The Matt Drudge of Alphaville [4:55 pm]
Farhad Majoo tells a modern tale of woe: Raking muck in “The Sims Online”
In the real world, Peter Ludlow is an academic, a professor of philosophy and linguistics at the University of Michigan whose books go by sober titles like “Readings in the Philosophy of Language,” and “Semantics, Tense and Time: An Essay in the Metaphysics of Natural Language.” He’s well-regarded in his field and engaging enough on the phone, but Ludlow is, even by his own admission, not a very interesting person. That is to say, Peter Ludlow is nothing like Urizenus, Ludlow’s alter ego in the virtual world of “The Sims Online.”
Urizenus is an unabashed muckraker.
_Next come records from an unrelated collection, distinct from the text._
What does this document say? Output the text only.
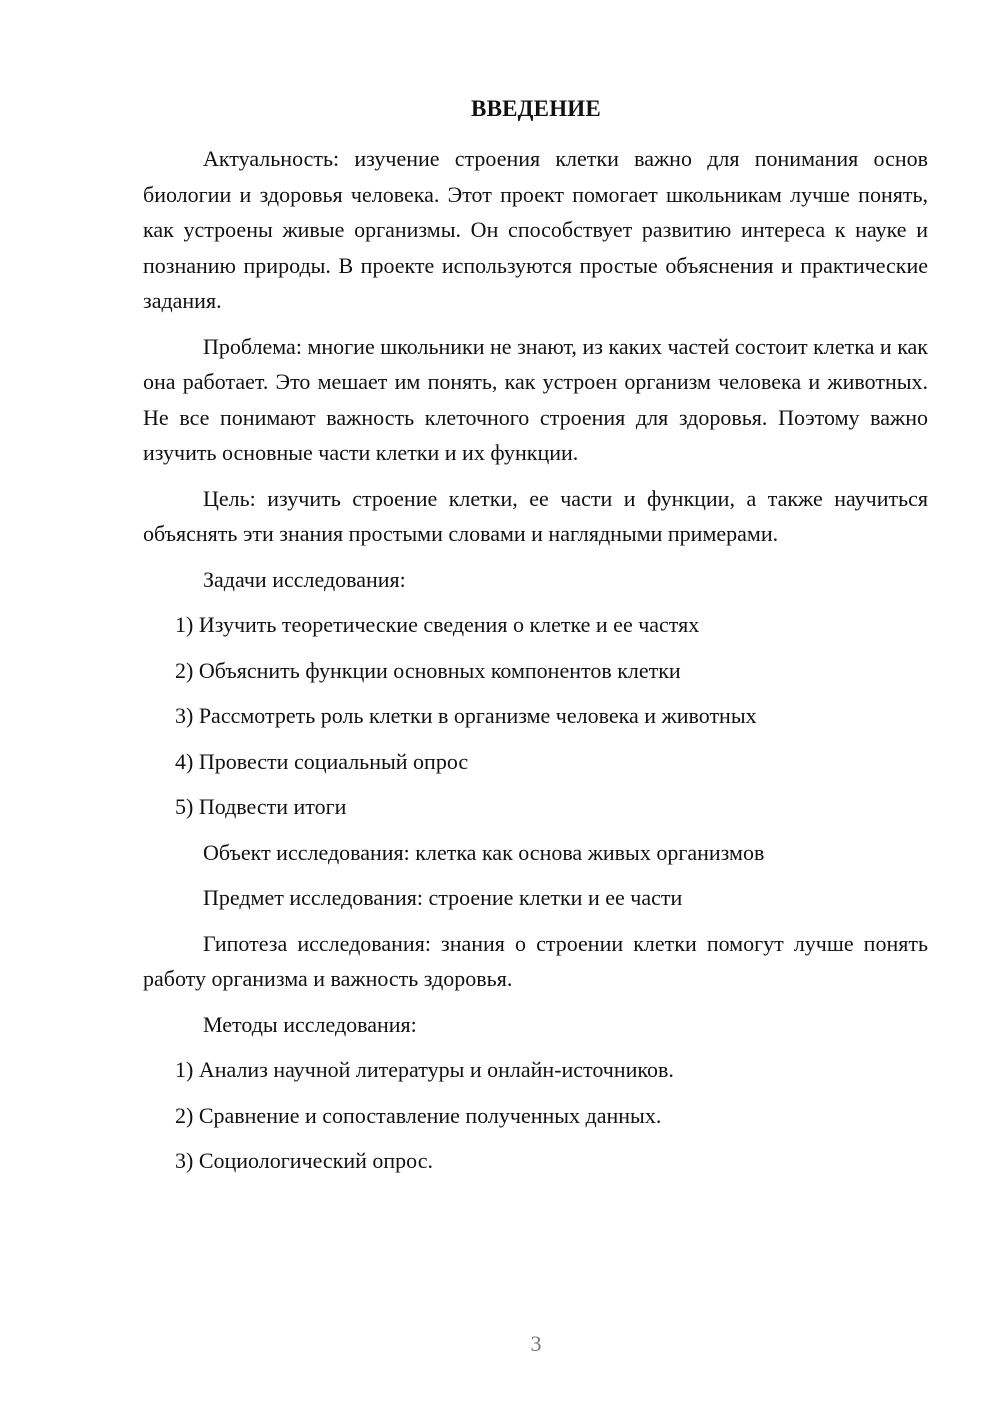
ВВЕДЕНИЕ

Актуальность: изучение строения клетки важно для понимания основ биологии и здоровья человека. Этот проект помогает школьникам лучше понять, как устроены живые организмы. Он способствует развитию интереса к науке и познанию природы. В проекте используются простые объяснения и практические задания.

Проблема: многие школьники не знают, из каких частей состоит клетка и как она работает. Это мешает им понять, как устроен организм человека и животных. Не все понимают важность клеточного строения для здоровья. Поэтому важно изучить основные части клетки и их функции.

Цель: изучить строение клетки, ее части и функции, а также научиться объяснять эти знания простыми словами и наглядными примерами.

Задачи исследования:
1) Изучить теоретические сведения о клетке и ее частях
2) Объяснить функции основных компонентов клетки
3) Рассмотреть роль клетки в организме человека и животных
4) Провести социальный опрос
5) Подвести итоги
Объект исследования: клетка как основа живых организмов
Предмет исследования: строение клетки и ее части

Гипотеза исследования: знания о строении клетки помогут лучше понять работу организма и важность здоровья.

Методы исследования:
1) Анализ научной литературы и онлайн-источников.
2) Сравнение и сопоставление полученных данных.
3) Социологический опрос.
3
In the mold, perhaps, of Walter Winchell or Joseph Pulitzer, he investigates the shady underside of life in Alphaville, one of the game’s largest cities, and posts all his sensational discoveries on the Alphaville Herald, a blog that he describes as the only newspaper covering “The Sims Online.” In the couple of months since the blog went live, Urizenus has interviewed many of Alphaville’s most infamous scammers, thieves, money launderers, prostitutes (some of whom, he says, are minors) and other dubious types, and he’s documented attempts by the community to create a kind of governing authority to police the place.
Urizenus and his compatriots at the Herald have also aimed their bullhorn at Maxis, the company that created “The Sims Online” and that runs the place; in blog entry after blog entry, the Herald describes Maxis as being signally indifferent to the needs of people who populate the game, and it documents the many reasons why “The Sims Online” — which was predicted to be a blockbuster and made the cover of Time magazine before its launch late in 2002 — has been a money-loser for Electronic Arts, Maxis’ parent company.
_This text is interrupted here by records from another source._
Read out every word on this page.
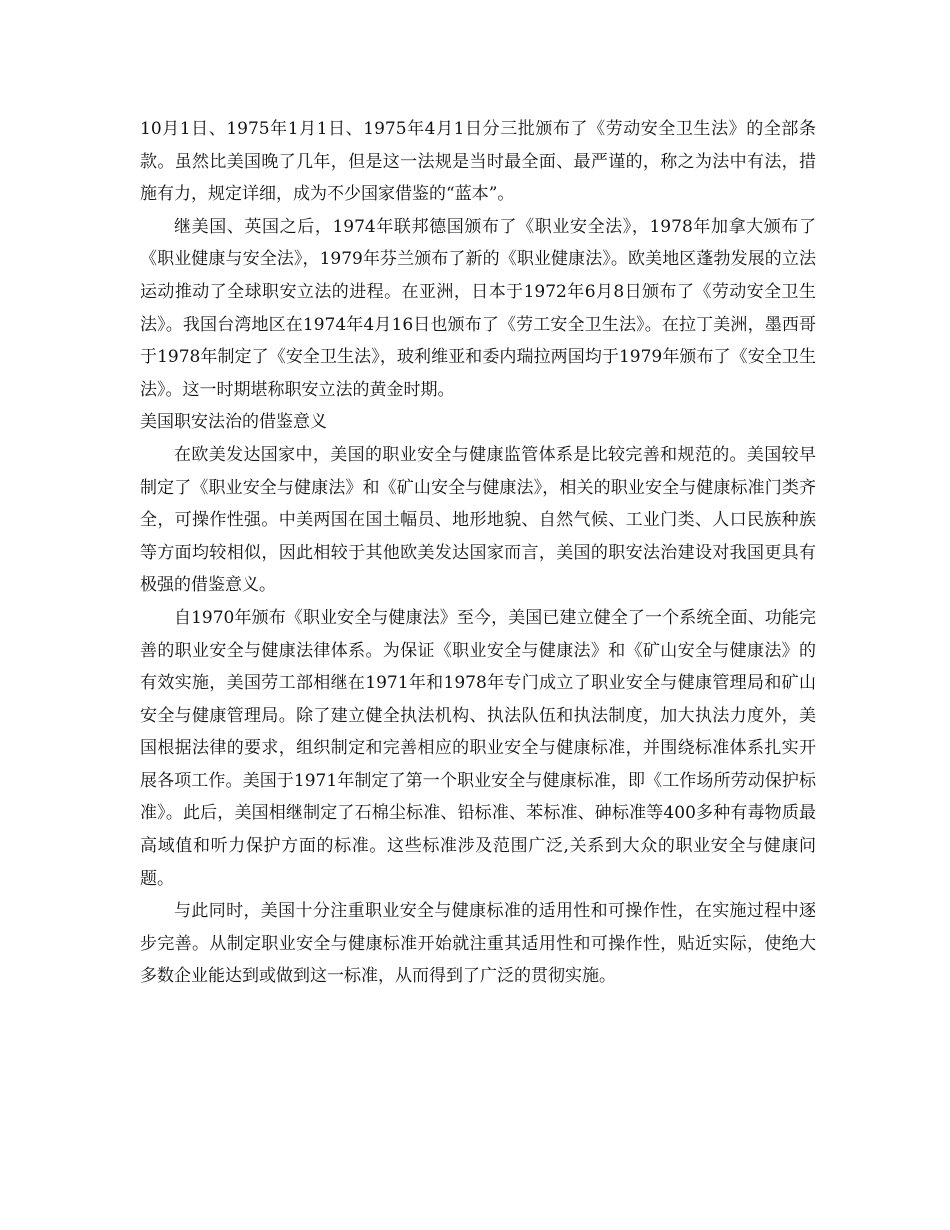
10月1日、1975年1月1日、1975年4月1日分三批颁布了《劳动安全卫生法》的全部条款。虽然比美国晚了几年，但是这一法规是当时最全面、最严谨的，称之为法中有法，措施有力，规定详细，成为不少国家借鉴的“蓝本”。

继美国、英国之后，1974年联邦德国颁布了《职业安全法》，1978年加拿大颁布了《职业健康与安全法》，1979年芬兰颁布了新的《职业健康法》。欧美地区蓬勃发展的立法运动推动了全球职安立法的进程。在亚洲，日本于1972年6月8日颁布了《劳动安全卫生法》。我国台湾地区在1974年4月16日也颁布了《劳工安全卫生法》。在拉丁美洲，墨西哥于1978年制定了《安全卫生法》，玻利维亚和委内瑞拉两国均于1979年颁布了《安全卫生法》。这一时期堪称职安立法的黄金时期。

美国职安法治的借鉴意义

在欧美发达国家中，美国的职业安全与健康监管体系是比较完善和规范的。美国较早制定了《职业安全与健康法》和《矿山安全与健康法》，相关的职业安全与健康标准门类齐全，可操作性强。中美两国在国土幅员、地形地貌、自然气候、工业门类、人口民族种族等方面均较相似，因此相较于其他欧美发达国家而言，美国的职安法治建设对我国更具有极强的借鉴意义。

自1970年颁布《职业安全与健康法》至今，美国已建立健全了一个系统全面、功能完善的职业安全与健康法律体系。为保证《职业安全与健康法》和《矿山安全与健康法》的有效实施，美国劳工部相继在1971年和1978年专门成立了职业安全与健康管理局和矿山安全与健康管理局。除了建立健全执法机构、执法队伍和执法制度，加大执法力度外，美国根据法律的要求，组织制定和完善相应的职业安全与健康标准，并围绕标准体系扎实开展各项工作。美国于1971年制定了第一个职业安全与健康标准，即《工作场所劳动保护标准》。此后，美国相继制定了石棉尘标准、铅标准、苯标准、砷标准等400多种有毒物质最高域值和听力保护方面的标准。这些标准涉及范围广泛,关系到大众的职业安全与健康问题。

与此同时，美国十分注重职业安全与健康标准的适用性和可操作性，在实施过程中逐步完善。从制定职业安全与健康标准开始就注重其适用性和可操作性，贴近实际，使绝大多数企业能达到或做到这一标准，从而得到了广泛的贯彻实施。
But the Herald’s relentless criticism does not appear to have gone down well at E.A. On Wednesday, in a move that Ludlow describes as arbitrary and capricious, E.A. terminated Urizenus’ “Sims Online” account. “While we regret it,” E.A. told him in a letter, “we feel it is necessary for the good of the game and its community.” Alphaville’s Citizen Kane was kicked out of town.
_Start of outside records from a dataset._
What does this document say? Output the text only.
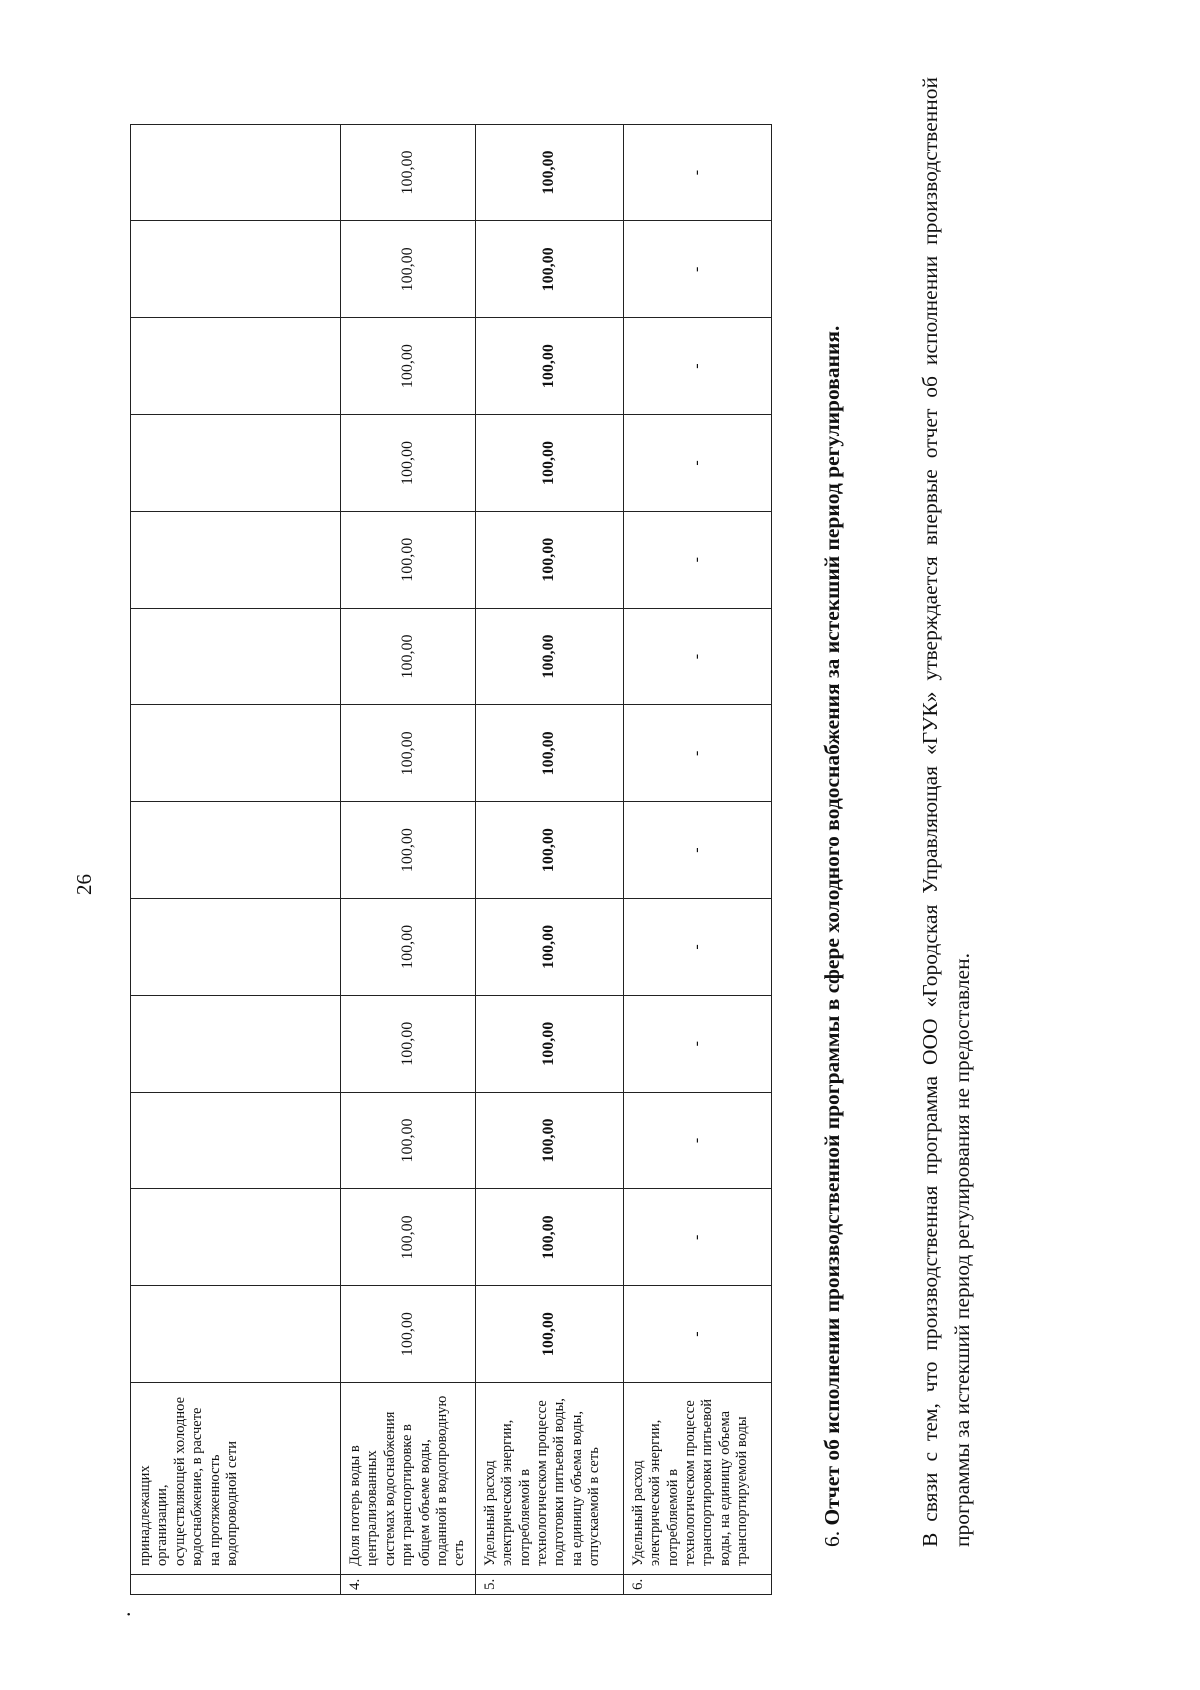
26
.
	принадлежащих организации, осуществляющей холодное водоснабжение, в расчете на протяженность водопроводной сети													
4.	Доля потерь воды в централизованных системах водоснабжения при транспортировке в общем объеме воды, поданной в водопроводную сеть	100,00	100,00	100,00	100,00	100,00	100,00	100,00	100,00	100,00	100,00	100,00	100,00	100,00
5.	Удельный расход электрической энергии, потребляемой в технологическом процессе подготовки питьевой воды, на единицу объема воды, отпускаемой в сеть	100,00	100,00	100,00	100,00	100,00	100,00	100,00	100,00	100,00	100,00	100,00	100,00	100,00
6.	Удельный расход электрической энергии, потребляемой в технологическом процессе транспортировки питьевой воды, на единицу объема транспортируемой воды	-	-	-	-	-	-	-	-	-	-	-	-	-
6. Отчет об исполнении производственной программы в сфере холодного водоснабжения за истекший период регулирования.	В связи с тем, что производственная программа ООО «Городская Управляющая «ГУК» утверждается впервые отчет об исполнении производственной программы за истекший период регулирования не предоставлен.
[...] “[These virtual worlds] are a strange sort of commercial space where communities come to exist, but there’s a tension between the communities and the private commercial company,” says Julian Dibbell, the author of “My Tiny Life,” a kind of memoir about the virtual world LambdaMOO. “It’s similar to what you have with shopping malls. They’re becoming the last refuge of public space for teenagers, but they’re run by companies, and they can kick you out on a whim.”
The story also prompts a host of compelling questions regarding the nature of virtual existence. For instance, can something like prostitution occur online? And what about community-based policing — is that possible, or desirable, in the Sim world? And, finally, does E.A. have any obligation to allow a free press to document how all these issues will play out in “The Sims Online”? After all, it’s their world — why can’t they run it how they please, however capricious their rule may seem to others?